The CEFC investment, in the form of long-term concessional debt finance, is part of a broader funding package that includes equity investment from the Australian, Tasmanian and Victorian Governments, as co-owners of Marinus Link.
MLPL said that this long-term finance is expected to deliver $900 million in benefits to Tasmanian and Victorian electricity consumers during the first five years of the project’s operation alone – which means that the concessional finance will reduce the impact of transmission-related consumer costs by 45 per cent.
“The ability to access the concessional loan through the CEFC enables us to deliver this critical infrastructure at the lowest possible cost to consumers,” Ms McGregor said.
CEFC CEO, Ian Learmonth, said that Marinus Link is another critical piece in the renewable energy transformation of Australia’s electricity grid.
“As a specialist green energy investor, the CEFC is committed to using our capital to accelerate the delivery of nation building projects of this scale. As with all our transmission-related investments, we have taken care to structure our finance in a way that maximises the benefits to consumers, by lowering project borrowing costs, which in turn will lower overall project costs,” he said.
“With its capacity to distribute Australia’s abundant renewable energy resources to where they are needed, Marinus Link is truly a vital part of Australia’s clean energy infrastructure of the 21st century.”
Marinus Link is the seventh project to be financed through the CEFC Rewiring the Nation (RTN) Fund, with the total value of CEFC RTN Fund commitments exceeding $7 billion, across grid modernisation projects in New South Wales, Victoria, the ACT and Tasmania. The projects include the Central-West Orana Renewable Energy Zone, HumeLink and elements of the Victoria-New South Wales Interconnector.
CEFC RTN Chief Investment Officer, Paul McCartney, said the Rewiring the Nation Fund was created to spearhead investment in transmission infrastructure, long duration storage, electricity distribution network infrastructure and distributed energy resources.
“Our backing for Marinus Link will deliver substantial investment and economic benefits across large parts of the Australian economy, with cleaner, more affordable renewable energy replacing ageing coal-fired generators as they exit the electricity system,” he said.
“This visionary project will enable Tasmania to share its substantial hydro power energy and wind resources with the much larger NEM, helping firm the grid.
“It will also provide Tasmanian consumers with access to abundant low cost solar and wind energy from the mainland, as well as enhanced energy security. This is a win-win for both ends of Marinus Link. This significant investment of CEFC concessional finance will mean Marinus Link will cost less to build and operate, lowering the impact on energy bills.”
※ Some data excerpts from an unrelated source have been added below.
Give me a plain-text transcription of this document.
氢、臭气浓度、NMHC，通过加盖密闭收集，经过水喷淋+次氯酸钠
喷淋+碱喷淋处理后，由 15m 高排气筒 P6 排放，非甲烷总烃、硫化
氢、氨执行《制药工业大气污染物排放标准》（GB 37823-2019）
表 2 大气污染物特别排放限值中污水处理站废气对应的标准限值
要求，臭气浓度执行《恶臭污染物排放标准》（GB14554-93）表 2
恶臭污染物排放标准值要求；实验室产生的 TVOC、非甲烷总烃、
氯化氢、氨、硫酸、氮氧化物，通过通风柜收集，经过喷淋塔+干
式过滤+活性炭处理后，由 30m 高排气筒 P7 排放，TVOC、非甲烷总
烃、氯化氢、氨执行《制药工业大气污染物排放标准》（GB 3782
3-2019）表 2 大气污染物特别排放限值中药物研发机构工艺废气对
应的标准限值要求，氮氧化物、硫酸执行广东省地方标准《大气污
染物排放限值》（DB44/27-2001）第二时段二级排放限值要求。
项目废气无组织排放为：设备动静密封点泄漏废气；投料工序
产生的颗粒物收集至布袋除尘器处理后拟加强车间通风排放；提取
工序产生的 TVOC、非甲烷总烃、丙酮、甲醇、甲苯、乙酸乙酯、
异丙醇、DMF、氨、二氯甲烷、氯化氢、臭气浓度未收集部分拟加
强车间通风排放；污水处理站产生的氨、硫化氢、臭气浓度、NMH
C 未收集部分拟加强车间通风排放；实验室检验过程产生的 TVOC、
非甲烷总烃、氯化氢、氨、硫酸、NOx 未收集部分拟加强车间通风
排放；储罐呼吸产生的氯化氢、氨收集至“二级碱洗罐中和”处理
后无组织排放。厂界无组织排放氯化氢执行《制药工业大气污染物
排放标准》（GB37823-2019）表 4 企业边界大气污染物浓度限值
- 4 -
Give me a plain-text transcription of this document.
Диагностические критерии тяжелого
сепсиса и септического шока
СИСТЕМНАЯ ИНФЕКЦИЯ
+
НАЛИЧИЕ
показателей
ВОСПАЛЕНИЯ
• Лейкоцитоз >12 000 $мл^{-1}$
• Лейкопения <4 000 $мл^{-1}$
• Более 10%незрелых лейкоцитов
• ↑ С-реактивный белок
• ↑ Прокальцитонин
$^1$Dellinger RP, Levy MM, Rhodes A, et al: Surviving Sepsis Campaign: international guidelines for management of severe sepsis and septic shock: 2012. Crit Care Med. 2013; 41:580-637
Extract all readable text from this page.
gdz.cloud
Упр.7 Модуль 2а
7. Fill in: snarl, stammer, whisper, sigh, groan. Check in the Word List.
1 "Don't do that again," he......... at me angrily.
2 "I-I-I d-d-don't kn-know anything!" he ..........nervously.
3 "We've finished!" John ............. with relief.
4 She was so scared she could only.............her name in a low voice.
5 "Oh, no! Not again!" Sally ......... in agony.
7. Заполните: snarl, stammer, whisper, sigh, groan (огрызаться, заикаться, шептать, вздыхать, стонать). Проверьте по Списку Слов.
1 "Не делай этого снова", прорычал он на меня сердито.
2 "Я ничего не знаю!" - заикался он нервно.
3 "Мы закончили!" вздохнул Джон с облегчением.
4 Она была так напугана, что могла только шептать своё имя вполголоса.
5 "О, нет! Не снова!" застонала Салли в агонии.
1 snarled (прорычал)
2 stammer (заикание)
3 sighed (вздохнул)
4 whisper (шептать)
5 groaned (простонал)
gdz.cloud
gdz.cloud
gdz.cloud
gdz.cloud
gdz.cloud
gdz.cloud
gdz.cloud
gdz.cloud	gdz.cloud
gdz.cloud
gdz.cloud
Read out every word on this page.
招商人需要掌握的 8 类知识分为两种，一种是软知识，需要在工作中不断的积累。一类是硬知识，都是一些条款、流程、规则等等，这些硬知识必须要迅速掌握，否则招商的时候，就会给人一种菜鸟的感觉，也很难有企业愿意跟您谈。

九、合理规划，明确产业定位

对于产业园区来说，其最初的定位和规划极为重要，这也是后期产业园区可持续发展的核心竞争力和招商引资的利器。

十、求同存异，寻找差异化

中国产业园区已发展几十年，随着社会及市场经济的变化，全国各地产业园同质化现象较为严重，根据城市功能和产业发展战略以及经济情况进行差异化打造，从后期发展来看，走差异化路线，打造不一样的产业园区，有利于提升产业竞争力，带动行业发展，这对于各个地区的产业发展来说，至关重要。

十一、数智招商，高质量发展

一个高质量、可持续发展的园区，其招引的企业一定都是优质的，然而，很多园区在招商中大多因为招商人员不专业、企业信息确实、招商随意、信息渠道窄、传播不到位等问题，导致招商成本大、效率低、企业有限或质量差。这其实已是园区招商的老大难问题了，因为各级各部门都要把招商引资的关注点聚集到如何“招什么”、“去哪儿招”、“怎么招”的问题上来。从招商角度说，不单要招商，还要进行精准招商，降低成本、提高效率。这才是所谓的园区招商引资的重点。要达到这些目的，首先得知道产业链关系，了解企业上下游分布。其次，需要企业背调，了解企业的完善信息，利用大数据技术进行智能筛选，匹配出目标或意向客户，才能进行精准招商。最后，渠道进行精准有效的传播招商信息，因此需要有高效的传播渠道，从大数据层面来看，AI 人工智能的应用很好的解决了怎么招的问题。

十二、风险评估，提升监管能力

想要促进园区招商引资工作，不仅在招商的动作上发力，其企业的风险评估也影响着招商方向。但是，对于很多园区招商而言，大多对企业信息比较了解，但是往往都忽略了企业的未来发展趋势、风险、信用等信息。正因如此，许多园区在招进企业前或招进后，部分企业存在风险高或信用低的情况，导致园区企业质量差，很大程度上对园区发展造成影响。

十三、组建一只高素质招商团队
Marinus Link includes high voltage direct current cables, fibre optic cables, a communications station, and converter stations at each end. The cables span 345 kilometres, including 255km of undersea cables across Bass Strait and 90km of underground cables in Gippsland, Victoria.
“Australia has embarked on an historic transformation of our energy system, driven by the advanced retirement of ageing coal-fired power stations and the urgent need to transition our economy to a net-zero emissions future. Switching to a reliable and secure renewable energy electricity system is the first critical step in this transition, paving the way for widespread electrification in our homes and businesses, on our roads and our farms,” Mr Learmonth said.
“In investing on behalf of the Federal Government, the CEFC RTN Fund has a particular focus on using our capital to deliver these complex energy projects in a manner that reduces costs while accelerating project timelines.”
Marinus Link is listed as a priority for decarbonisation on the Federal Government’s National Renewable Energy Priority List and is classified as urgent in the Australian Energy Market Operator’s 2024 optimal plan for the national grid. Construction is expected to commence in 2026, with Stage 1 scheduled for completion by 2030.